These drinks can be served to friends on a fine, warm day – the kind of day that is so perfect for reminiscing and creating new memories.

These are drinks that have cropped up in Singapore and Malaysia over the years – a blend of the many cultures (including English) that have called the region home. If you're in the mood for more sippers – check out my festive drinks and street sippers.

HIBISCUS CORDIAL: Hibiscus tea doused with lime juice, two types of sugar (cane and rock sugars), ginger and water.

hibiscus cordial


MAIDEN'S BLUSH: Sweet red wine blended with rose petals and lemonade. Serve in goblets with the petals floating on top.

maiden's blush


WHITE MEMORIES: Anise liqueur mixed with evaporated milk (!), water chestnuts, carnation petals, water and sugar. Serve in cocktail glasses with a flower garnish.

CHOCOLATE SOLDIER: chocolate, milk, black coffee, rum, brown sugar, almond slivers and a trace of nutmeg or cinnamon, served hot.

Of course, who can forget the infamous SINGAPORE SLING. Do you know the story?

singapore sling


This drink was created by bartender Ngiam Tong Boon for the grand Raffles Hotel back somewhere between 1910 and 1915. The original recipe fell into the abyss somewhere along the line but was resurrected by digging into the memories of former bartenders and some notes that were discovered.

By the way, the Singapore Sling is available on all Singapore Airlines flights, and the drink is free on all classes of travel.
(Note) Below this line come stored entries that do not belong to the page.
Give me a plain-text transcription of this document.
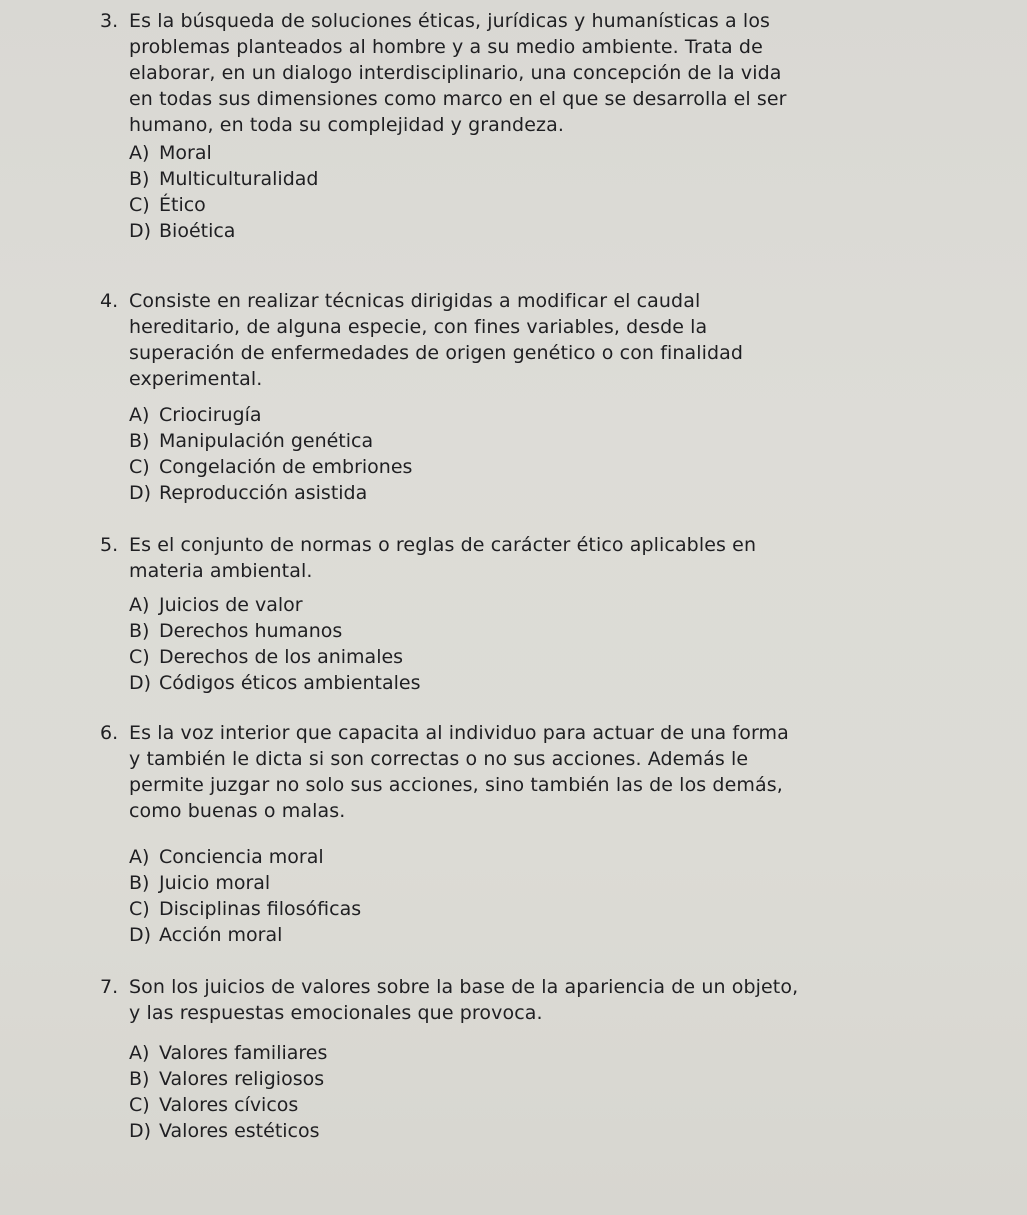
3. Es la búsqueda de soluciones éticas, jurídicas y humanísticas a los
problemas planteados al hombre y a su medio ambiente. Trata de
elaborar, en un dialogo interdisciplinario, una concepción de la vida
en todas sus dimensiones como marco en el que se desarrolla el ser
humano, en toda su complejidad y grandeza.
A) Moral
B) Multiculturalidad
C) Ético
D) Bioética
4. Consiste en realizar técnicas dirigidas a modificar el caudal
hereditario, de alguna especie, con fines variables, desde la
superación de enfermedades de origen genético o con finalidad
experimental.
A) Criocirugía
B) Manipulación genética
C) Congelación de embriones
D) Reproducción asistida
5. Es el conjunto de normas o reglas de carácter ético aplicables en
materia ambiental.
A) Juicios de valor
B) Derechos humanos
C) Derechos de los animales
D) Códigos éticos ambientales
6. Es la voz interior que capacita al individuo para actuar de una forma
y también le dicta si son correctas o no sus acciones. Además le
permite juzgar no solo sus acciones, sino también las de los demás,
como buenas o malas.
A) Conciencia moral
B) Juicio moral
C) Disciplinas filosóficas
D) Acción moral
7. Son los juicios de valores sobre la base de la apariencia de un objeto,
y las respuestas emocionales que provoca.
A) Valores familiares
B) Valores religiosos
C) Valores cívicos
D) Valores estéticos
According to some sources, this Raffles Hotel recipe is rarely used outside of the hotel:

RAFFLES SINGAPORE SLING

  • 30ml gin
  • 15ml Heering Cherry Liqueur
  • 7.5ml D.O.M Benedictine
  • 7.5ml Cointreau
  • 120ml Pineapple juice
  • 15ml fresh lime juice
  • 10ml grenadine
  • dash of Angostura bitters

METHOD:

Pour all ingredients into a cocktail shaker filled with ice cubes. Shake well. Strain into highball glass. Garnish with maraschino cherry, pineapple chunk, and orange slice.

For history buffs, the Raffles has a fascinating history. The colonial-style hotel was named after Singapore's founder- Sir Stamford Raffles. Its modest beginnings date back to 1887, when four Armenian brothers opened a 10-room bungalow-style accommodation near the beach.

No Asians were allowed to stay as guests until 1930. Since then, the hotel has been moved 500 metres from its original location and has, obviously, been massively expanded to include a beautiful veranda, a ballroom, a bar, a billiards room and other buildings as well as a shopping arcade.

Raffles is the setting for a novel by Murakami Ryu and film titled, Raffles Hotel. The film was shot on location.

In 1987, the government declared the hotel a National Monument.